Gran Torino Review

by Wick (wick AT wikpik DOT com)
January 16th, 2009

Perfect - 5 on a scale of 5 beams

Masterpiece. As terrific a Clint Eastwood movie as has ever been, Gran Torino delivers everything a perfect movie should: its funny as hell, deeply engaging, warmly affecting, sad yet uplifting. Movies come fancier, bigger, louder, pricier, and with higher reality factors, but they don't come any better than this.

The movie wears its ambitions on its sleeve by naming Clint's character "Walt Kowalski," the last name shared with A Streetcar Named Desire's Stanley, legendarily personified by the young Marlon Brando. So here in Gran Torino we have a rookie screenwriter who names his own emotionally inchoate brute "Kowalski," then gets a Brando-sized legend to play the part. Ballsy, and it worked.

Gran Torino does to modern revenge dramas what Unforgiven did to Westerns: use their hoary old conventions to subvert the genre. This movie speaks to changes in America (cities degrade, new immigrant groups struggle to establish themselves), changes in generations (an emotionally remote grandfather begets emotionally besotted offspring), and to the healing power of human connection.

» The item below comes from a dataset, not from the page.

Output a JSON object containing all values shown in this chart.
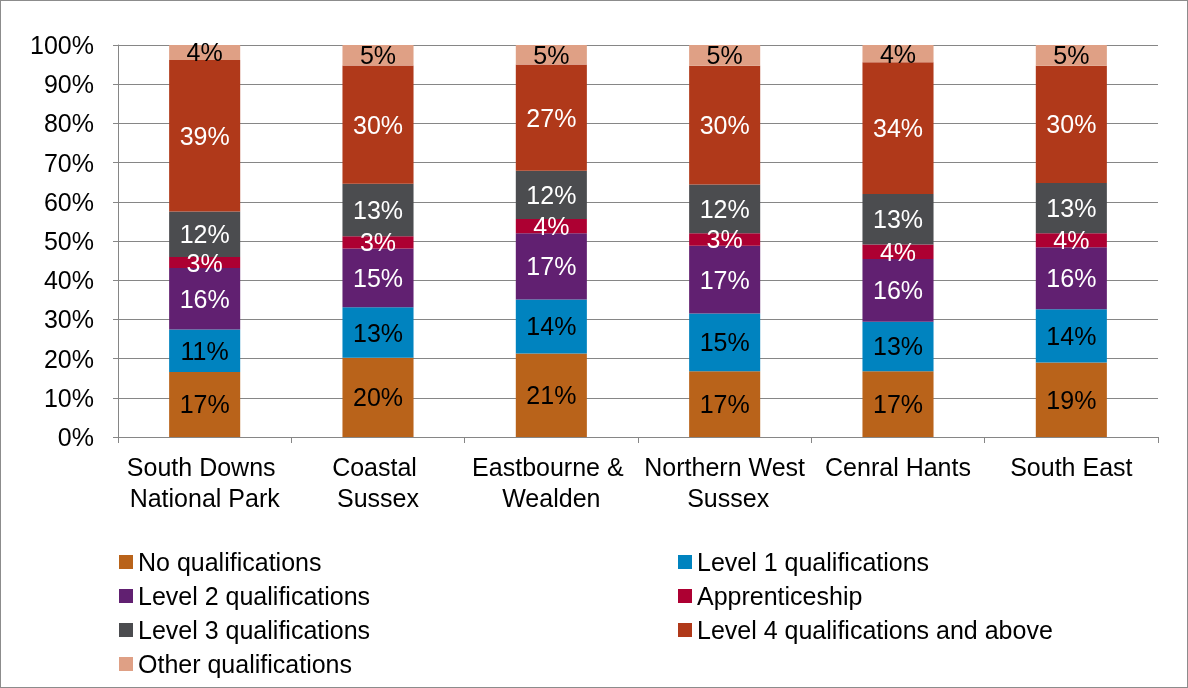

As with Unforgiven, Clint plays an aged warrior troubled by the killing he did as a young man. Here that setup leads him to make peace with his racial demons, his paternal demons, and his automotive obsession. Its a hat trick.

Director Eastwood brilliantly juxtaposes two confession scenes late in the movie. In the first, we see Clint Kowalski through the confessional screen separating him from his priest, who soon realizes the confession is incomplete. Moments later, we see Kowalski through the screen door separating him from his teenage charge, to whom he delivers his most sacred confession. Wonderful film making, this.